In der Religionspolitik zieht China die Zügel an

China ist seit einiger Zeit dabei, seine Religionspolitik neu auszurichten. Doch auch hier scheinen die Behörden dem Vatikan nicht gerade zuarbeiten zu wollen. Ablesen lässt sich das am Revisionsentwurf der „Vorschriften für religiöse Angelegenheiten“, der in Kürze in Kraft treten könnte. Er sieht eine stärkere staatliche Kontrolle der Religionsgemeinschaften vor, „schränkt die bisher noch bestehenden Spielräume für die Religionsausübung weiter ein und bietet konkretere Handhaben für das Eingreifen der Behörden. Das betrifft besonders die nichtregistrierten, inoffiziellen religiösen Gruppen, aber auch die Handlungsfreiheit der registrierten offiziellen Gruppen sowie Kontakt mit dem Ausland“, fasst Katharina Wenzel-Teuber, Herausgeberin der Zeitschrift „China Heute“, den Entwurf zusammen. Dass China in Zukunft „stärker als bisher auch in die Lehren der Religionen einzugreifen beabsichtigt“, schließt Wenzel-Teuber in diesem Kontext nicht aus. Im Zuge der von Xi Jinping angestrebten „Sinisierung“ der Religionen könnten diese noch stärker als bisher an Staat und Kultur angepasst werden.

In der Tat war bei der letzten Zusammenkunft der regierungstreuen „Patriotischen Vereinigung“ Ende letzten Jahres noch ein klares Bekenntnis der katholischen Kirche zu einem „Sozialismus mit chinesischem Gesicht“ und „Patriotismus“ eingefordert worden. Vom Vatikan verlangte die staatliche Religionsbehörde in diesem Kontext „Flexibilität und Pragmatismus“ - was Beobachter als kein gutes Zeichen für den Dialog werteten.

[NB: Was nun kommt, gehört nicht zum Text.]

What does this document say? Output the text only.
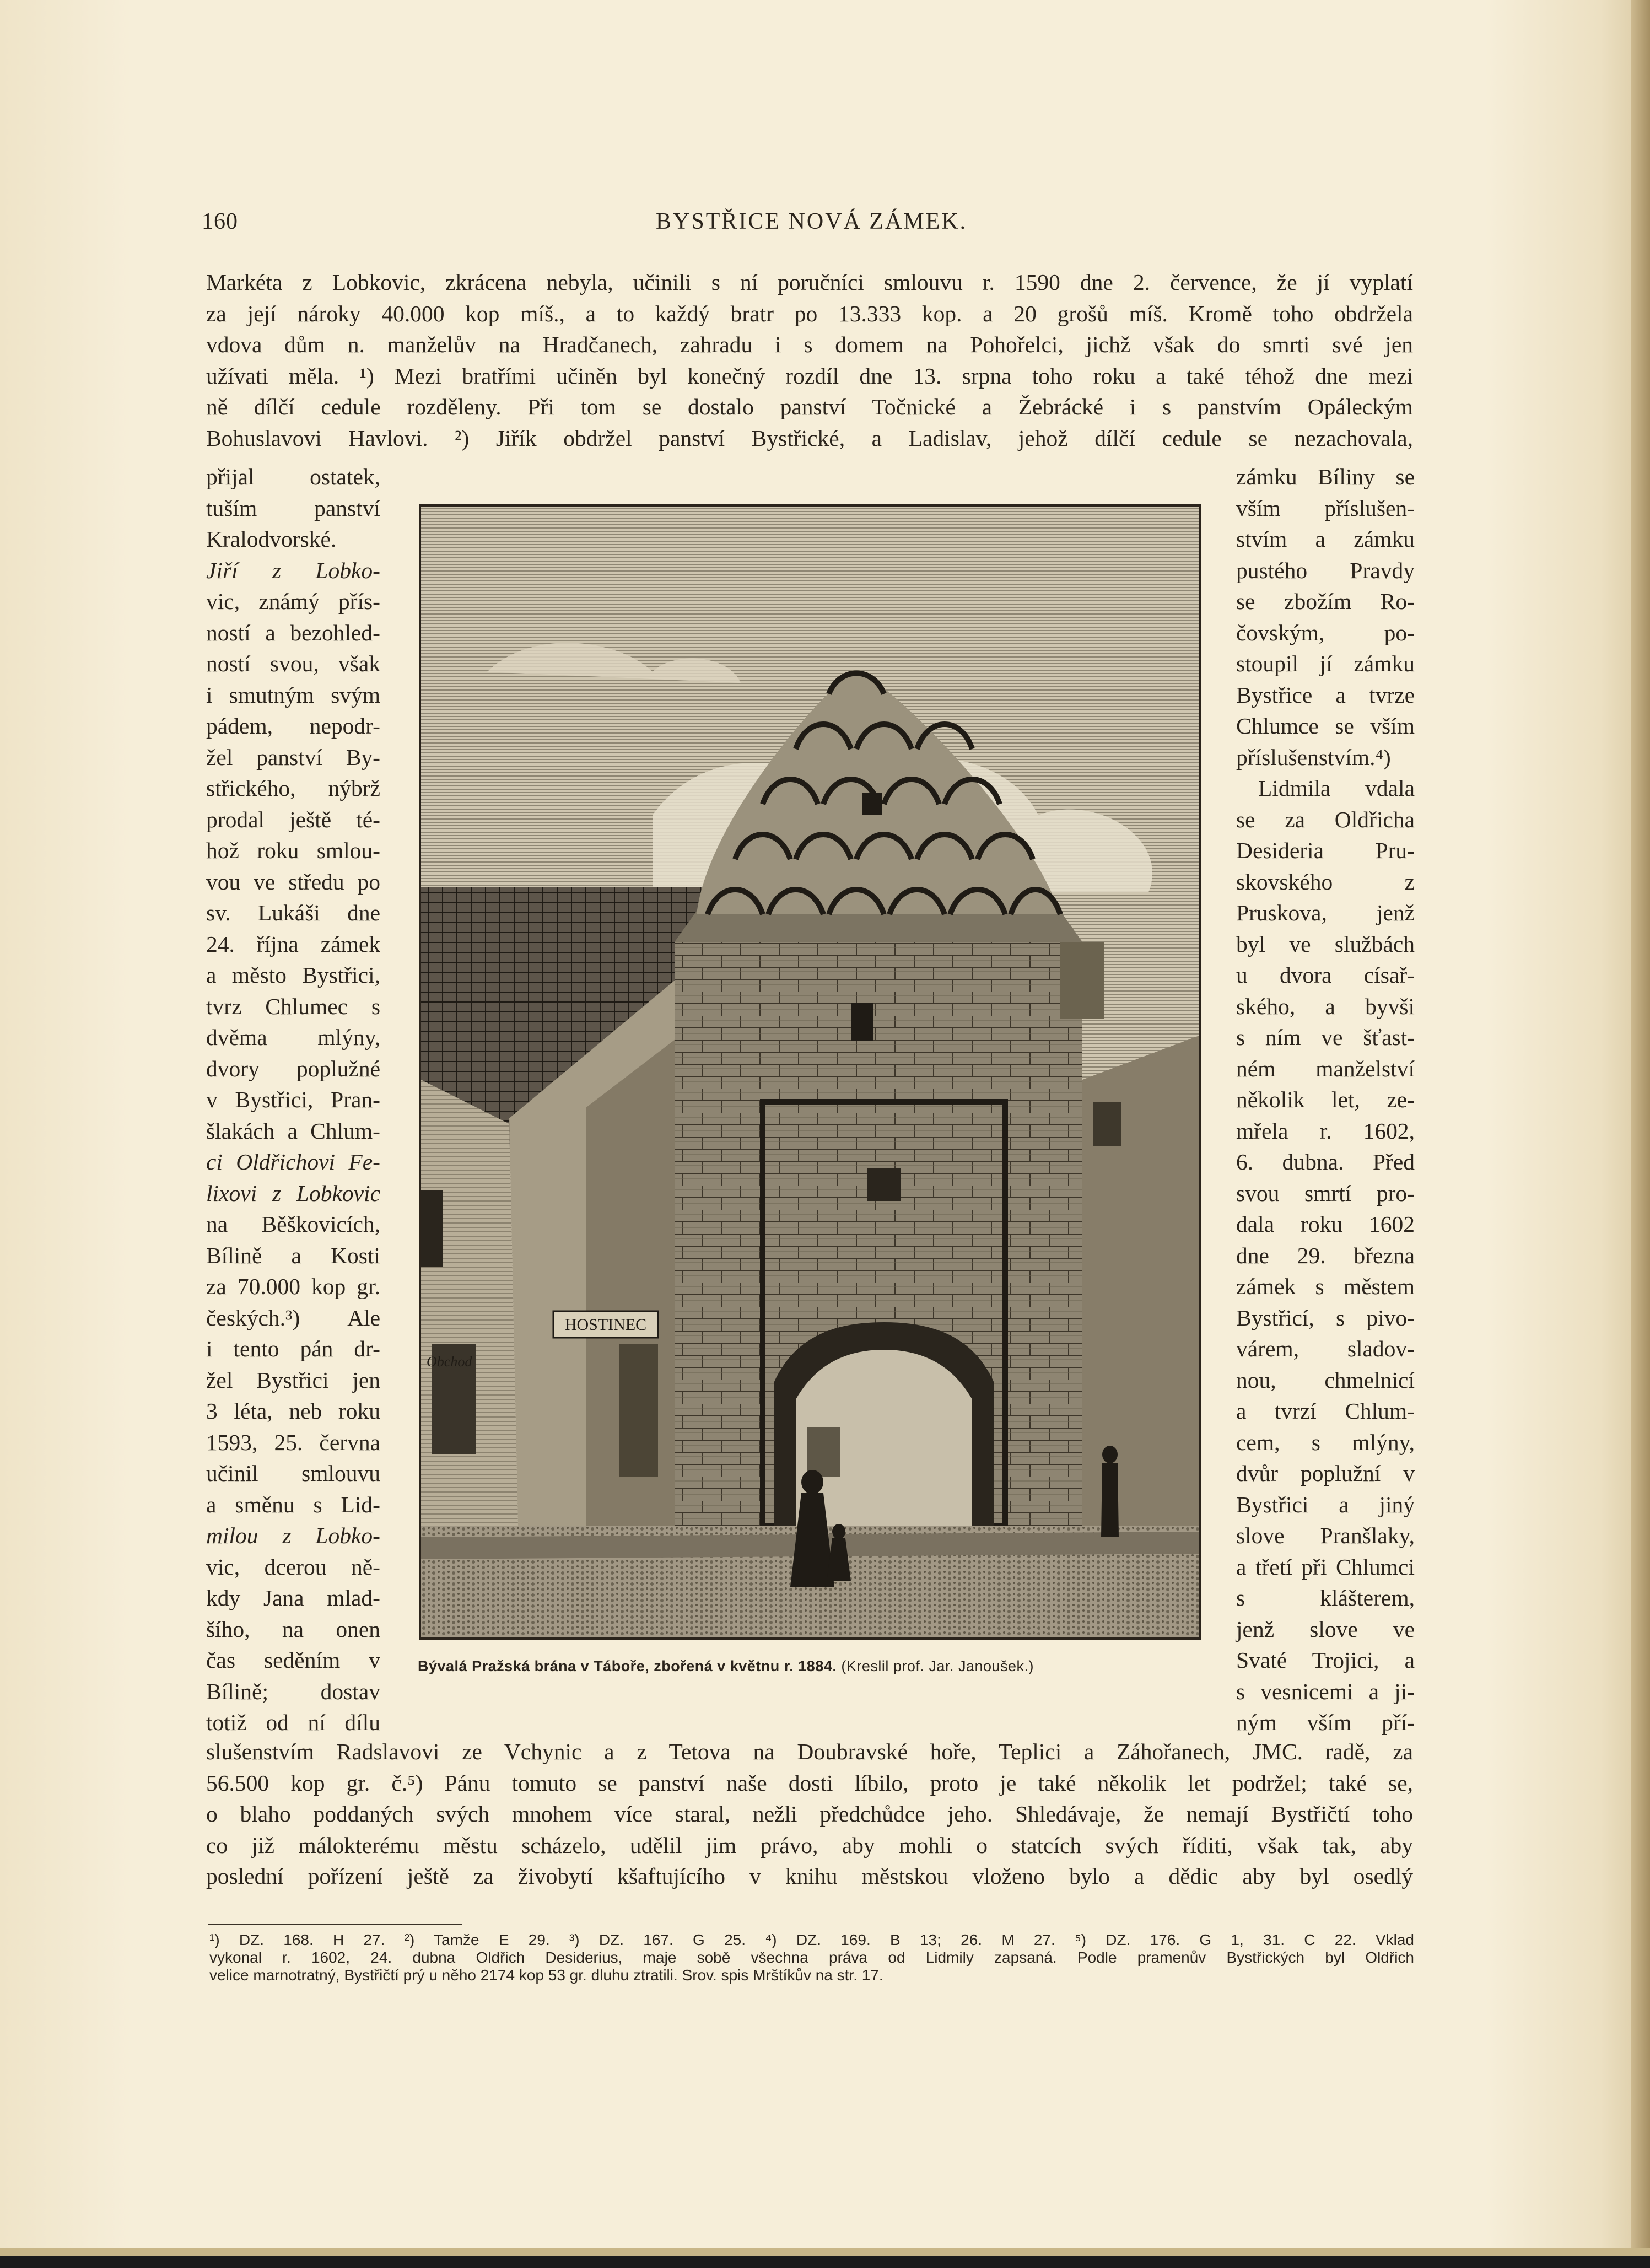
160	BYSTŘICE NOVÁ ZÁMEK.
Markéta z Lobkovic, zkrácena nebyla, učinili s ní poručníci smlouvu r. 1590 dne 2. července, že jí vyplatí
za její nároky 40.000 kop míš., a to každý bratr po 13.333 kop. a 20 grošů míš. Kromě toho obdržela
vdova dům n. manželův na Hradčanech, zahradu i s domem na Pohořelci, jichž však do smrti své jen
užívati měla. ¹) Mezi bratřími učiněn byl konečný rozdíl dne 13. srpna toho roku a také téhož dne mezi
ně dílčí cedule rozděleny. Při tom se dostalo panství Točnické a Žebrácké i s panstvím Opáleckým
Bohuslavovi Havlovi. ²) Jiřík obdržel panství Bystřické, a Ladislav, jehož dílčí cedule se nezachovala,
přijal ostatek,
tuším panství
Kralodvorské.
Jiří z Lobko-
vic, známý přís-
ností a bezohled-
ností svou, však
i smutným svým
pádem, nepodr-
žel panství By-
střického, nýbrž
prodal ještě té-
hož roku smlou-
vou ve středu po
sv. Lukáši dne
24. října zámek
a město Bystřici,
tvrz Chlumec s
dvěma mlýny,
dvory poplužné
v Bystřici, Pran-
šlakách a Chlum-
ci Oldřichovi Fe-
lixovi z Lobkovic
na Běškovicích,
Bílině a Kosti
za 70.000 kop gr.
českých.³) Ale
i tento pán dr-
žel Bystřici jen
3 léta, neb roku
1593, 25. června
učinil smlouvu
a směnu s Lid-
milou z Lobko-
vic, dcerou ně-
kdy Jana mlad-
šího, na onen
čas seděním v
Bílině; dostav
totiž od ní dílu
zámku Bíliny se
vším příslušen-
stvím a zámku
pustého Pravdy
se zbožím Ro-
čovským, po-
stoupil jí zámku
Bystřice a tvrze
Chlumce se vším
příslušenstvím.⁴)
Lidmila vdala
se za Oldřicha
Desideria Pru-
skovského z
Pruskova, jenž
byl ve službách
u dvora císař-
ského, a byvši
s ním ve šťast-
ném manželství
několik let, ze-
mřela r. 1602,
6. dubna. Před
svou smrtí pro-
dala roku 1602
dne 29. března
zámek s městem
Bystřicí, s pivo-
várem, sladov-
nou, chmelnicí
a tvrzí Chlum-
cem, s mlýny,
dvůr poplužní v
Bystřici a jiný
slove Pranšlaky,
a třetí při Chlumci
s klášterem,
jenž slove ve
Svaté Trojici, a
s vesnicemi a ji-
ným vším pří-
HOSTINEC
Obchod
Bývalá Pražská brána v Táboře, zbořená v květnu r. 1884. (Kreslil prof. Jar. Janoušek.)
slušenstvím Radslavovi ze Vchynic a z Tetova na Doubravské hoře, Teplici a Záhořanech, JMC. radě, za
56.500 kop gr. č.⁵) Pánu tomuto se panství naše dosti líbilo, proto je také několik let podržel; také se,
o blaho poddaných svých mnohem více staral, nežli předchůdce jeho. Shledávaje, že nemají Bystřičtí toho
co již málokterému městu scházelo, udělil jim právo, aby mohli o statcích svých říditi, však tak, aby
poslední pořízení ještě za živobytí kšaftujícího v knihu městskou vloženo bylo a dědic aby byl osedlý
¹) DZ. 168. H 27. ²) Tamže E 29. ³) DZ. 167. G 25. ⁴) DZ. 169. B 13; 26. M 27. ⁵) DZ. 176. G 1, 31. C 22. Vklad
vykonal r. 1602, 24. dubna Oldřich Desiderius, maje sobě všechna práva od Lidmily zapsaná. Podle pramenův Bystřických byl Oldřich
velice marnotratný, Bystřičtí prý u něho 2174 kop 53 gr. dluhu ztratili. Srov. spis Mrštíkův na str. 17.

Abzuwarten bleibt indes, ob der erwähnte Revisionsentwurf tatsächlich in der aktuellen Fassung verabschiedet wird. Sollte China im Fall der Bischofsernennungen die Autorität des Papstes tatsächlich anerkennen, wie es Hongkongs Kardinal Tong sehr zuversichtlich glaubt, dürfte sich der auch der Umgang der Behörden mit den von China nicht anerkannten Bischöfen radikal ändern. Bislang sieht sich religiöser Klerus mit „rechtlichen Konsequenzen“ konfrontiert, wenn er „die Beherrschung durch eine ausländische Kraft akzeptiert“ und „eigenmächtig die Ernennung für ein religiöses Amt durch eine ausländische religiöse Organisation oder Institution annimmt“.

Zum Papst bekannt?

Laut dem Hongkonger Kardinal John Tong gibt es in China derzeit sieben vom Vatikan nicht anerkannte amtierende Bischöfe und andererseits über 30 Untergrund-Bischöfe, die Peking nicht akzeptiert. Sollte es tatsächlich ein Abkommen über Bischofsernennungen zwischen Rom und Peking geben, würden die Untergrund-Bischöfe „nicht länger als Opposition“ von der Regierung gesehen, zeigt sich Kardinal Tong überzeugt. In einem aktuellen Beitrag für den „Sunday Examiner“ gibt der Kardinal weiter an, alle der sieben von Rom nicht anerkannten Bischöfe hätten dem Papst in Briefen bereits ihre „bedingungslose Treue“ versichert und den Papst um Vergebung gebeten. Dafür gebe es „verlässliche“ Quellen.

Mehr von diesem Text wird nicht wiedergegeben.